V0.2.5
HelloAgents V0.2.5 Release Notes
📅 Release Date: 2025-10-18
📦 Package: pip install hello-agents[rl]
🔗 GitHub: https://github.com/jjyaoao/HelloAgents
📚 Documentation: https://github.com/jjyaoao/HelloAgents/tree/main/docs/chapter11
🎯 Overview
HelloAgents V0.2.5 introduces a comprehensive Agentic Reinforcement Learning (RL) System, enabling developers to train and fine-tune language models using state-of-the-art RL algorithms.
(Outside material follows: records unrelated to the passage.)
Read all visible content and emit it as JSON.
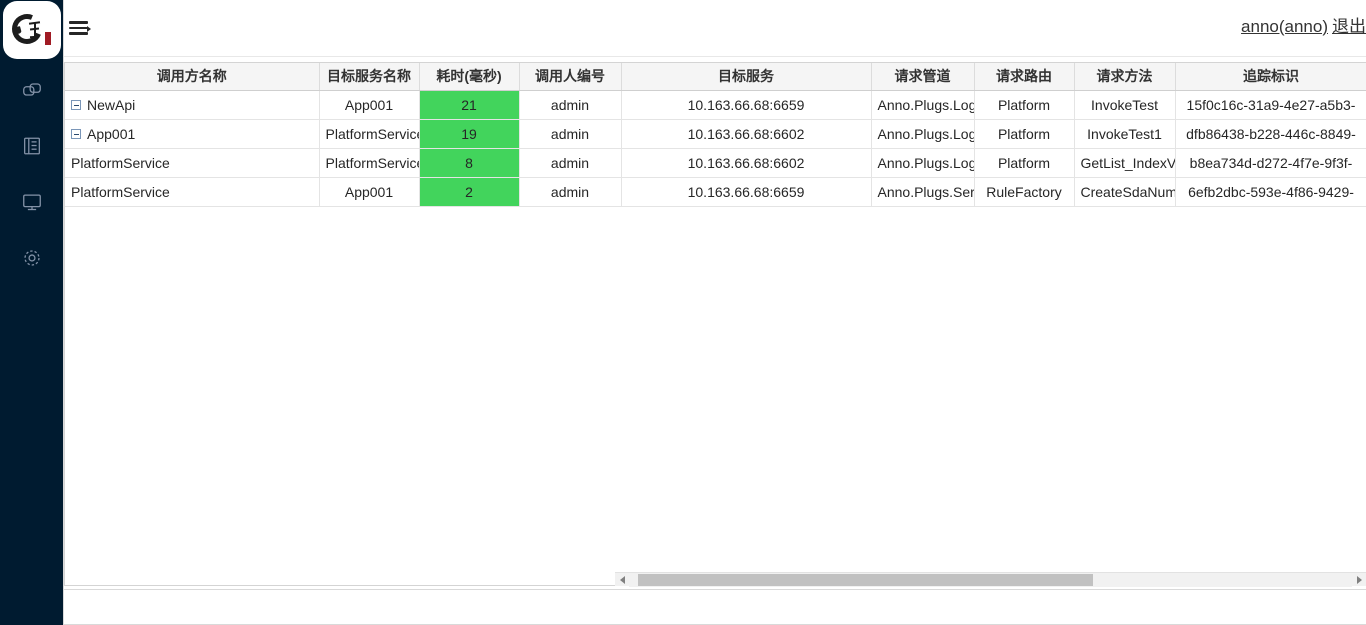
{
  "app": {
    "logo_alt": "app-logo"
  },
  "sidebar": {
    "items": [
      {
        "icon": "link-chain-icon",
        "name": "sidebar-item-links"
      },
      {
        "icon": "document-icon",
        "name": "sidebar-item-logs"
      },
      {
        "icon": "monitor-icon",
        "name": "sidebar-item-monitor"
      },
      {
        "icon": "gear-icon",
        "name": "sidebar-item-settings"
      }
    ]
  },
  "topbar": {
    "menu_toggle_label": "menu-toggle",
    "user_label": "anno(anno)",
    "logout_label": "退出"
  },
  "table": {
    "columns": [
      "调用方名称",
      "目标服务名称",
      "耗时(毫秒)",
      "调用人编号",
      "目标服务",
      "请求管道",
      "请求路由",
      "请求方法",
      "追踪标识"
    ],
    "rows": [
      {
        "caller": "NewApi",
        "indent": 0,
        "expandable": true,
        "target_service_name": "App001",
        "duration": "21",
        "operator": "admin",
        "target_service": "10.163.66.68:6659",
        "pipeline": "Anno.Plugs.Logi",
        "route": "Platform",
        "method": "InvokeTest",
        "trace_id": "15f0c16c-31a9-4e27-a5b3-"
      },
      {
        "caller": "App001",
        "indent": 1,
        "expandable": true,
        "target_service_name": "PlatformService",
        "duration": "19",
        "operator": "admin",
        "target_service": "10.163.66.68:6602",
        "pipeline": "Anno.Plugs.Logi",
        "route": "Platform",
        "method": "InvokeTest1",
        "trace_id": "dfb86438-b228-446c-8849-"
      },
      {
        "caller": "PlatformService",
        "indent": 2,
        "expandable": false,
        "target_service_name": "PlatformService",
        "duration": "8",
        "operator": "admin",
        "target_service": "10.163.66.68:6602",
        "pipeline": "Anno.Plugs.Logi",
        "route": "Platform",
        "method": "GetList_IndexVie",
        "trace_id": "b8ea734d-d272-4f7e-9f3f-"
      },
      {
        "caller": "PlatformService",
        "indent": 2,
        "expandable": false,
        "target_service_name": "App001",
        "duration": "2",
        "operator": "admin",
        "target_service": "10.163.66.68:6659",
        "pipeline": "Anno.Plugs.Seri",
        "route": "RuleFactory",
        "method": "CreateSdaNum",
        "trace_id": "6efb2dbc-593e-4f86-9429-"
      }
    ]
  },
  "colors": {
    "sidebar_bg": "#001b30",
    "duration_cell": "#42d45c",
    "header_bg": "#f5f5f5",
    "scrollbar_thumb": "#c1c1c1"
  }
}
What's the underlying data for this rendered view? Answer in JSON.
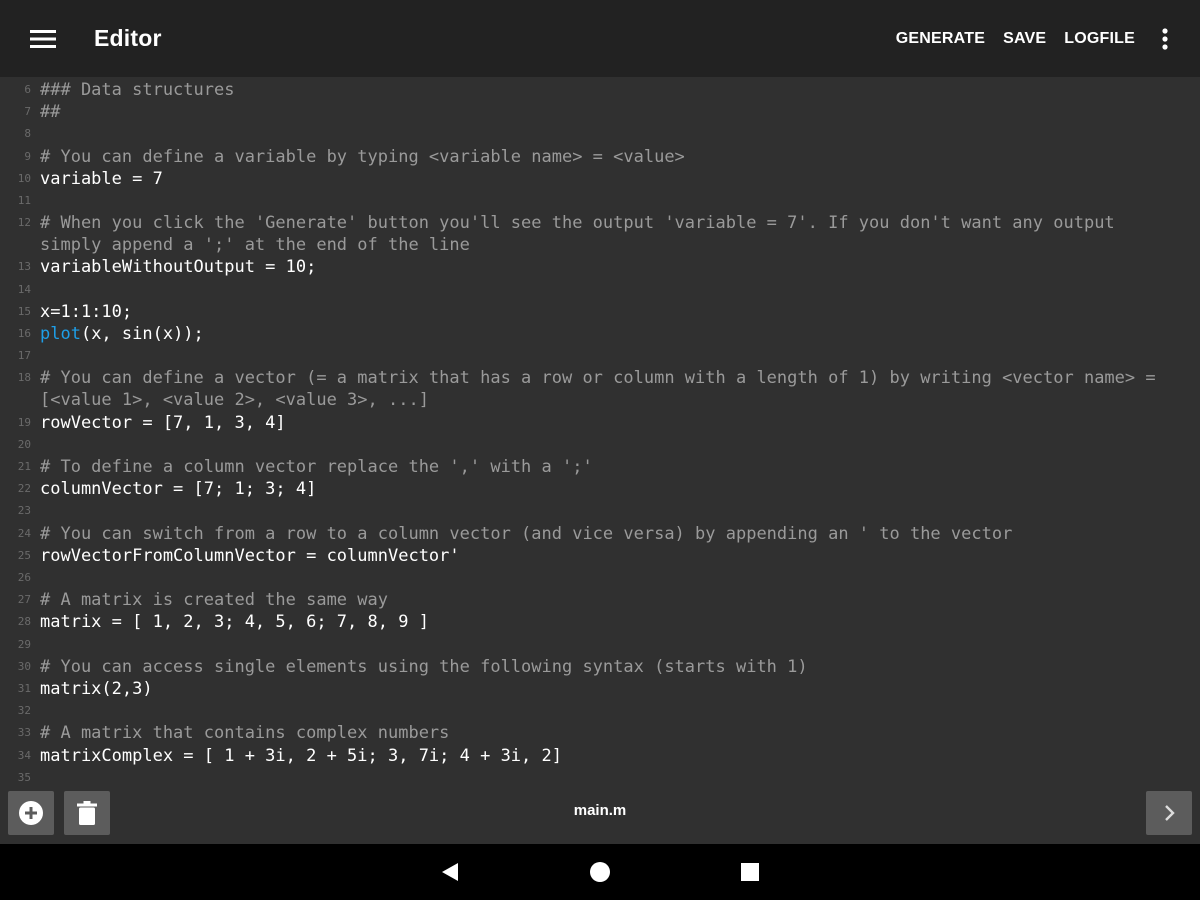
{
  "appbar": {
    "title": "Editor",
    "icons": {
      "menu": "hamburger-menu-icon",
      "overflow": "more-vertical-icon"
    },
    "actions": [
      "GENERATE",
      "SAVE",
      "LOGFILE"
    ]
  },
  "editor": {
    "lines": [
      {
        "n": "6",
        "text": "### Data structures",
        "kind": "comment"
      },
      {
        "n": "7",
        "text": "##",
        "kind": "comment"
      },
      {
        "n": "8",
        "text": "",
        "kind": "code"
      },
      {
        "n": "9",
        "text": "# You can define a variable by typing <variable name> = <value>",
        "kind": "comment"
      },
      {
        "n": "10",
        "text": "variable = 7",
        "kind": "code"
      },
      {
        "n": "11",
        "text": "",
        "kind": "code"
      },
      {
        "n": "12",
        "text": "# When you click the 'Generate' button you'll see the output 'variable = 7'. If you don't want any output simply append a ';' at the end of the line",
        "kind": "comment"
      },
      {
        "n": "13",
        "text": "variableWithoutOutput = 10;",
        "kind": "code"
      },
      {
        "n": "14",
        "text": "",
        "kind": "code"
      },
      {
        "n": "15",
        "text": "x=1:1:10;",
        "kind": "code"
      },
      {
        "n": "16",
        "fn": "plot",
        "rest": "(x, sin(x));",
        "kind": "fncall"
      },
      {
        "n": "17",
        "text": "",
        "kind": "code"
      },
      {
        "n": "18",
        "text": "# You can define a vector (= a matrix that has a row or column with a length of 1) by writing <vector name> = [<value 1>, <value 2>, <value 3>, ...]",
        "kind": "comment"
      },
      {
        "n": "19",
        "text": "rowVector = [7, 1, 3, 4]",
        "kind": "code"
      },
      {
        "n": "20",
        "text": "",
        "kind": "code"
      },
      {
        "n": "21",
        "text": "# To define a column vector replace the ',' with a ';'",
        "kind": "comment"
      },
      {
        "n": "22",
        "text": "columnVector = [7; 1; 3; 4]",
        "kind": "code"
      },
      {
        "n": "23",
        "text": "",
        "kind": "code"
      },
      {
        "n": "24",
        "text": "# You can switch from a row to a column vector (and vice versa) by appending an ' to the vector",
        "kind": "comment"
      },
      {
        "n": "25",
        "text": "rowVectorFromColumnVector = columnVector'",
        "kind": "code"
      },
      {
        "n": "26",
        "text": "",
        "kind": "code"
      },
      {
        "n": "27",
        "text": "# A matrix is created the same way",
        "kind": "comment"
      },
      {
        "n": "28",
        "text": "matrix = [ 1, 2, 3; 4, 5, 6; 7, 8, 9 ]",
        "kind": "code"
      },
      {
        "n": "29",
        "text": "",
        "kind": "code"
      },
      {
        "n": "30",
        "text": "# You can access single elements using the following syntax (starts with 1)",
        "kind": "comment"
      },
      {
        "n": "31",
        "text": "matrix(2,3)",
        "kind": "code"
      },
      {
        "n": "32",
        "text": "",
        "kind": "code"
      },
      {
        "n": "33",
        "text": "# A matrix that contains complex numbers",
        "kind": "comment"
      },
      {
        "n": "34",
        "text": "matrixComplex = [ 1 + 3i, 2 + 5i; 3, 7i; 4 + 3i, 2]",
        "kind": "code"
      },
      {
        "n": "35",
        "text": "",
        "kind": "code"
      }
    ]
  },
  "bottombar": {
    "filename": "main.m",
    "icons": {
      "add": "add-circle-icon",
      "delete": "trash-icon",
      "next": "chevron-right-icon"
    }
  },
  "navbar": {
    "icons": {
      "back": "back-triangle-icon",
      "home": "home-circle-icon",
      "recents": "recents-square-icon"
    }
  },
  "colors": {
    "appbar_bg": "#222222",
    "editor_bg": "#303030",
    "comment": "#9a9a9a",
    "code": "#ffffff",
    "function_highlight": "#1e9ee8",
    "line_number": "#6a6a6a",
    "button_bg": "#5c5c5c",
    "navbar_bg": "#000000"
  }
}
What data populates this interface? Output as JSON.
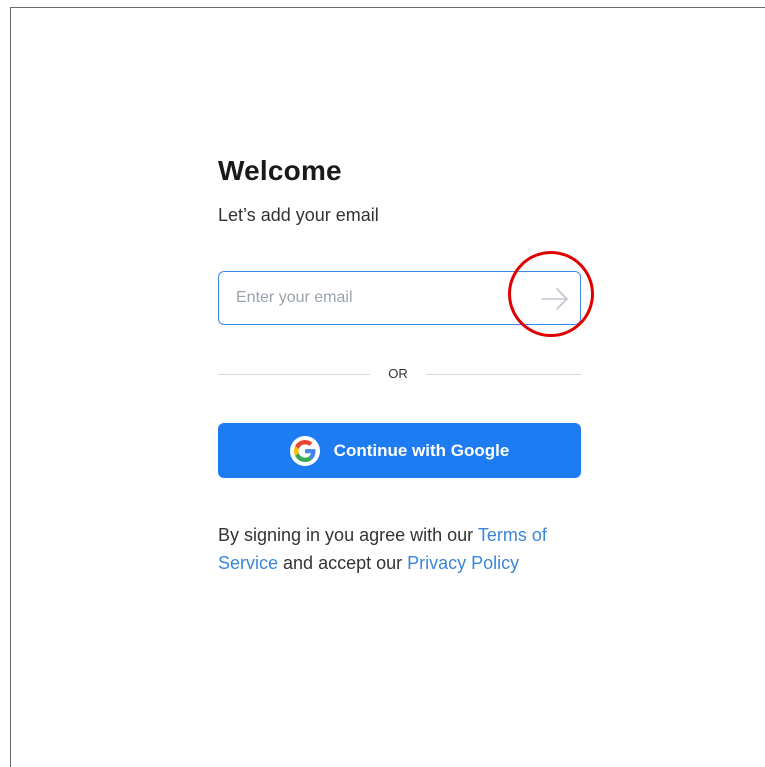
{
  "login": {
    "title": "Welcome",
    "subtitle": "Let’s add your email",
    "email_placeholder": "Enter your email",
    "email_value": "",
    "divider_text": "OR",
    "google_button_label": "Continue with Google",
    "legal": {
      "prefix": "By signing in you agree with our ",
      "terms_link": "Terms of Service",
      "middle": " and accept our ",
      "privacy_link": "Privacy Policy"
    }
  },
  "icons": {
    "submit": "arrow-right-icon",
    "google": "google-g-icon"
  },
  "colors": {
    "primary_button": "#1e7cf2",
    "input_border": "#3d8ce6",
    "link": "#3a86d8",
    "annotation": "#e00000",
    "google_red": "#ea4335",
    "google_yellow": "#fbbc05",
    "google_green": "#34a853",
    "google_blue": "#4285f4"
  }
}
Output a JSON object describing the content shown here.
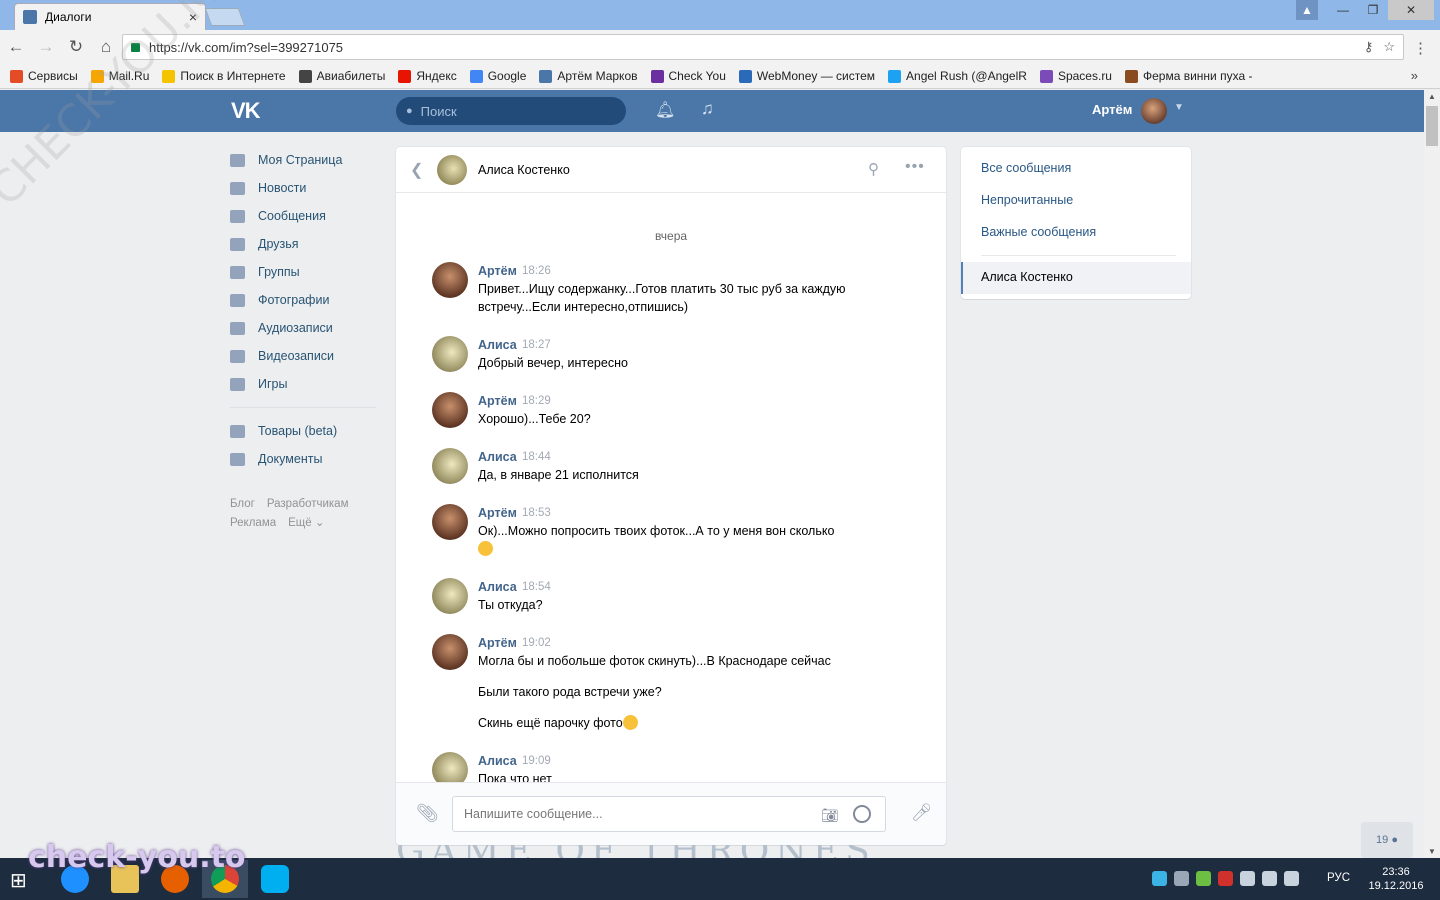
{
  "browser": {
    "tab_title": "Диалоги",
    "tab_close": "×",
    "url": "https://vk.com/im?sel=399271075",
    "window_buttons": [
      "—",
      "❐",
      "✕"
    ],
    "bookmarks": [
      {
        "label": "Сервисы",
        "color": "#e34c26"
      },
      {
        "label": "Mail.Ru",
        "color": "#f7a600"
      },
      {
        "label": "Поиск в Интернете",
        "color": "#f5c400"
      },
      {
        "label": "Авиабилеты",
        "color": "#444444"
      },
      {
        "label": "Яндекс",
        "color": "#e61400"
      },
      {
        "label": "Google",
        "color": "#4285f4"
      },
      {
        "label": "Артём Марков",
        "color": "#4a76a8"
      },
      {
        "label": "Check You",
        "color": "#6b2fa0"
      },
      {
        "label": "WebMoney — систем",
        "color": "#2a6ab8"
      },
      {
        "label": "Angel Rush (@AngelR",
        "color": "#1da1f2"
      },
      {
        "label": "Spaces.ru",
        "color": "#7b4bb7"
      },
      {
        "label": "Ферма винни пуха -",
        "color": "#8a4b1f"
      }
    ],
    "bookmarks_more": "»"
  },
  "vk_header": {
    "logo": "VK",
    "search_placeholder": "Поиск",
    "user_name": "Артём",
    "colors": {
      "header_bg": "#4a76a8",
      "search_bg": "#224b7a"
    }
  },
  "left_menu": {
    "items": [
      "Моя Страница",
      "Новости",
      "Сообщения",
      "Друзья",
      "Группы",
      "Фотографии",
      "Аудиозаписи",
      "Видеозаписи",
      "Игры"
    ],
    "extra_items": [
      "Товары (beta)",
      "Документы"
    ],
    "footer": {
      "blog": "Блог",
      "developers": "Разработчикам",
      "ads": "Реклама",
      "more": "Ещё ⌄"
    }
  },
  "chat": {
    "contact_name": "Алиса Костенко",
    "day_label": "вчера",
    "messages": [
      {
        "author": "Артём",
        "time": "18:26",
        "lines": [
          "Привет...Ищу содержанку...Готов платить 30 тыс руб за каждую встречу...Если интересно,отпишись)"
        ]
      },
      {
        "author": "Алиса",
        "time": "18:27",
        "lines": [
          "Добрый вечер, интересно"
        ]
      },
      {
        "author": "Артём",
        "time": "18:29",
        "lines": [
          "Хорошо)...Тебе 20?"
        ]
      },
      {
        "author": "Алиса",
        "time": "18:44",
        "lines": [
          "Да, в январе 21 исполнится"
        ]
      },
      {
        "author": "Артём",
        "time": "18:53",
        "lines": [
          "Ок)...Можно попросить твоих фоток...А то у меня вон сколько"
        ]
      },
      {
        "author": "Алиса",
        "time": "18:54",
        "lines": [
          "Ты откуда?"
        ]
      },
      {
        "author": "Артём",
        "time": "19:02",
        "lines": [
          "Могла бы и побольше фоток скинуть)...В Краснодаре сейчас",
          "Были такого рода встречи уже?",
          "Скинь ещё парочку фото"
        ]
      },
      {
        "author": "Алиса",
        "time": "19:09",
        "lines": [
          "Пока что нет"
        ]
      }
    ],
    "composer_placeholder": "Напишите сообщение..."
  },
  "right_panel": {
    "filters": [
      "Все сообщения",
      "Непрочитанные",
      "Важные сообщения"
    ],
    "active_dialog": "Алиса Костенко"
  },
  "online_count": "19",
  "background_title": "GAME OF THRONES",
  "taskbar": {
    "lang": "РУС",
    "time": "23:36",
    "date": "19.12.2016"
  },
  "watermark": {
    "text": "check-you.to",
    "diagonal": "CHECK-YOU.ME"
  }
}
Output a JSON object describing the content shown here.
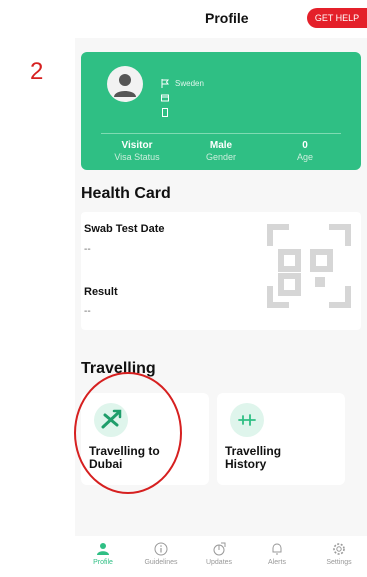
{
  "annotation": {
    "step_number": "2"
  },
  "header": {
    "title": "Profile",
    "get_help_label": "GET HELP"
  },
  "profile_card": {
    "nationality": "Sweden",
    "stats": [
      {
        "value": "Visitor",
        "label": "Visa Status"
      },
      {
        "value": "Male",
        "label": "Gender"
      },
      {
        "value": "0",
        "label": "Age"
      }
    ]
  },
  "health_card": {
    "heading": "Health Card",
    "swab_test_date_label": "Swab Test Date",
    "swab_test_date_value": "--",
    "result_label": "Result",
    "result_value": "--"
  },
  "travelling": {
    "heading": "Travelling",
    "cards": [
      {
        "label_line1": "Travelling to",
        "label_line2": "Dubai",
        "icon": "airplane-icon"
      },
      {
        "label_line1": "Travelling",
        "label_line2": "History",
        "icon": "plane-history-icon"
      }
    ]
  },
  "bottom_nav": {
    "items": [
      {
        "label": "Profile",
        "icon": "person-icon",
        "active": true
      },
      {
        "label": "Guidelines",
        "icon": "info-icon",
        "active": false
      },
      {
        "label": "Updates",
        "icon": "updates-icon",
        "active": false
      },
      {
        "label": "Alerts",
        "icon": "bell-icon",
        "active": false
      },
      {
        "label": "Settings",
        "icon": "gear-icon",
        "active": false
      }
    ]
  },
  "colors": {
    "accent": "#2fbf84",
    "help_button": "#e4202a",
    "annotation": "#d62020"
  }
}
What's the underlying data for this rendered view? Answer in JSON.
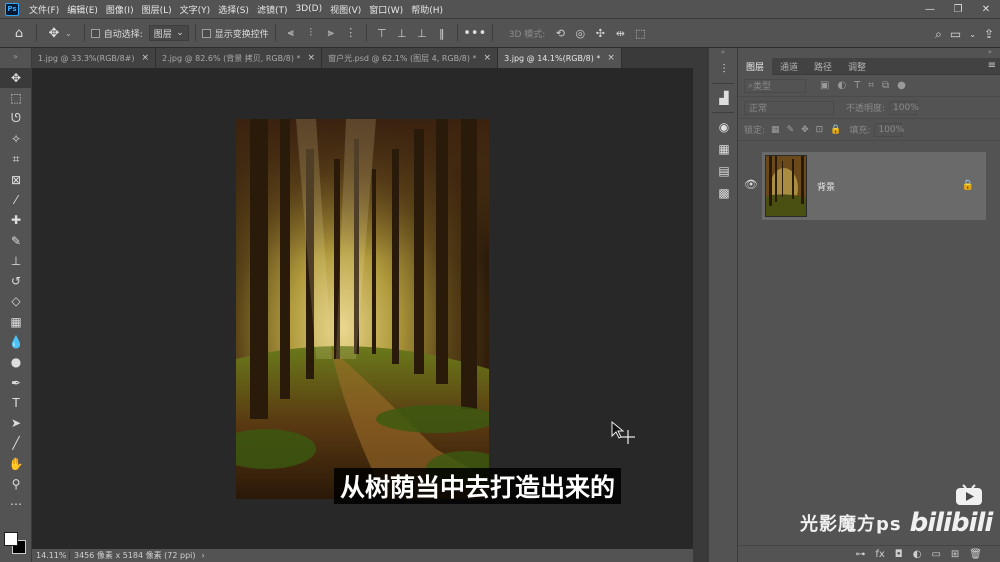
{
  "app": {
    "logo": "Ps",
    "menu": [
      "文件(F)",
      "编辑(E)",
      "图像(I)",
      "图层(L)",
      "文字(Y)",
      "选择(S)",
      "滤镜(T)",
      "3D(D)",
      "视图(V)",
      "窗口(W)",
      "帮助(H)"
    ]
  },
  "options": {
    "auto_select_label": "自动选择:",
    "auto_select_value": "图层",
    "show_transform_label": "显示变换控件",
    "mode_3d_label": "3D 模式:"
  },
  "tabs": [
    {
      "label": "1.jpg @ 33.3%(RGB/8#)",
      "close": "×"
    },
    {
      "label": "2.jpg @ 82.6% (背景 拷贝, RGB/8) *",
      "close": "×"
    },
    {
      "label": "窗户光.psd @ 62.1% (图层 4, RGB/8) *",
      "close": "×"
    },
    {
      "label": "3.jpg @ 14.1%(RGB/8) *",
      "close": "×"
    }
  ],
  "status": {
    "zoom": "14.11%",
    "dimensions": "3456 像素 x 5184 像素 (72 ppi)",
    "arrow": "›"
  },
  "layers_panel": {
    "tabs": [
      "图层",
      "通道",
      "路径",
      "调整"
    ],
    "filter_placeholder": "类型",
    "blend_mode": "正常",
    "opacity_label": "不透明度:",
    "opacity_value": "100%",
    "lock_label": "锁定:",
    "fill_label": "填充:",
    "fill_value": "100%",
    "layers": [
      {
        "name": "背景",
        "visible": true,
        "locked": true
      }
    ]
  },
  "subtitle": "从树荫当中去打造出来的",
  "watermark": {
    "channel": "光影魔方ps",
    "site_logo": "bilibili"
  },
  "colors": {
    "panel_bg": "#535353",
    "canvas_bg": "#282828",
    "active_tab": "#535353",
    "ps_blue": "#31a8ff"
  }
}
This release implements a complete RL training pipeline according to Chapter 11 architecture, providing a unified toolkit for SFT, GRPO, and distributed training.
✨ Core Features
- 🎓 SFT (Supervised Fine-Tuning): Train models on instruction-following tasks with LoRA support
- 🚀 GRPO (Group Relative Policy Optimization): Simplified PPO without Value Model for efficient RL training
- 🎯 Custom Reward Functions: Accuracy, length penalty, and step-based rewards
- 🛠️ Unified Tool Interface: RLTrainingTool fully integrated with HelloAgents framework
- 📊 Distributed Training: Multi-GPU and multi-node support via Accelerate and DeepSpeed
- 🔄 Monitoring Integration: Wandb and TensorBoard support with detailed logging
- 📦 Simplified Imports: Direct access from
hello_agents.rllayer - 🔄 Backward Compatible: All existing code continues to work
🔧 Installation & Dependencies
Installation
# With RL support
pip install hello-agents[rl]
# Or install manually
pip install hello-agents
pip install trl transformers datasets peft accelerateOptional Dependencies
# For distributed training
pip install deepspeed
# For monitoring
pip install wandb tensorboardDependencies
| Component | Packages | Description |
|---|---|---|
| TRL | trl>=0.12.0 |
Transformer Reinforcement Learning |
| Transformers | transformers>=4.40.0 |
HuggingFace Transformers |
| PEFT | peft>=0.10.0 |
Parameter-Efficient Fine-Tuning |
| Datasets | datasets>=2.18.0 |
HuggingFace Datasets |
| Accelerate | accelerate>=0.28.0 |
Distributed training support |
| DeepSpeed (optional) | deepspeed>=0.14.0 |
Advanced distributed training |
| Wandb (optional) | wandb>=0.16.0 |
Experiment tracking |
| TensorBoard | tensorboard>=2.15.0 |
Training visualization |
| Core Framework | hello-agents>=0.2.5 |
HelloAgents framework |
Environment Configuration
API Keys (Optional for model download):
# HuggingFace Token (for gated models)
HUGGINGFACE_TOKEN="hf_xxx"
# Wandb API Key (for experiment tracking)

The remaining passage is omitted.